Ungewöhnlicher Schatzfund unter leerem Theater

GoldmünzenIn Como in der Nähe von Mailand haben Arbeiter Hunderte Münzen unter dem Fundament eines alten Theaters gefunden. Die Goldmünzen sollen aus der Spätantike stammen – einer Zeit, in der Westrom kurz vor dem Untergang stand.

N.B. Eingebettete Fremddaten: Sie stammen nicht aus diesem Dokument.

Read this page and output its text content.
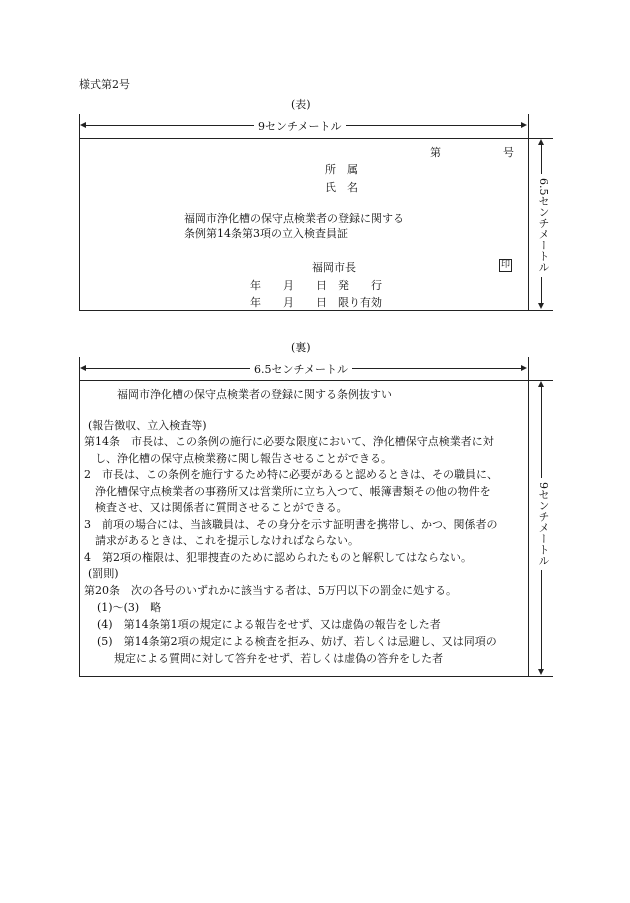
様式第2号
(表)
9センチメートル
第	号
所　属
氏　名
福岡市浄化槽の保守点検業者の登録に関する
条例第14条第3項の立入検査員証
福岡市長	印
年　　月　　日　発　　行
年　　月　　日　限り有効
6.5センチメートル
(裏)
6.5センチメートル
福岡市浄化槽の保守点検業者の登録に関する条例抜すい
(報告徴収、立入検査等)
第14条　市長は、この条例の施行に必要な限度において、浄化槽保守点検業者に対
し、浄化槽の保守点検業務に関し報告させることができる。
2　市長は、この条例を施行するため特に必要があると認めるときは、その職員に、
浄化槽保守点検業者の事務所又は営業所に立ち入つて、帳簿書類その他の物件を
検査させ、又は関係者に質問させることができる。
3　前項の場合には、当該職員は、その身分を示す証明書を携帯し、かつ、関係者の
請求があるときは、これを提示しなければならない。
4　第2項の権限は、犯罪捜査のために認められたものと解釈してはならない。
(罰則)
第20条　次の各号のいずれかに該当する者は、5万円以下の罰金に処する。
(1)〜(3)　略
(4)　第14条第1項の規定による報告をせず、又は虚偽の報告をした者
(5)　第14条第2項の規定による検査を拒み、妨げ、若しくは忌避し、又は同項の
規定による質問に対して答弁をせず、若しくは虚偽の答弁をした者
9センチメートル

Das historische Cressoni-Theater in Como stammt aus dem 19.Jahrhundert und wurde zunächst als Opernbühne genutzt. Nachdem der Bühnenerfolg ausblieb, entschied man sich dazu, es als Kino umzubauen. Schließlich blieben auch dann die Besucher aus und so stand das Gebäude seit dem Jahr 1997 leer. Während der Abrissarbeiten entdeckten Bauarbeiter dann den spektakulären Fund. Unter dem Fundament des alten Theaters verbarg sich ein Krug aus Speckstein, der einen Riss aufwies und seinen Inhalt offenbarte. Die zerbrochene Stelle ermöglichte den Arbeitern einen ungewöhnlichen Einblick. In dem alten Gefäß befanden sich mehr als 300 Goldmünzen in tadellosem Zustand. „Sie waren einst in Rollen gestapelt, ähnlich, wie man es heute von Kleingeldrollen kennt“, sagte die Numismatikerin Maria Grazia Facchinetti auf einer Pressekonferenz. Vermutlich blieben die Münzen gerade deshalb in diesem guten Zustand.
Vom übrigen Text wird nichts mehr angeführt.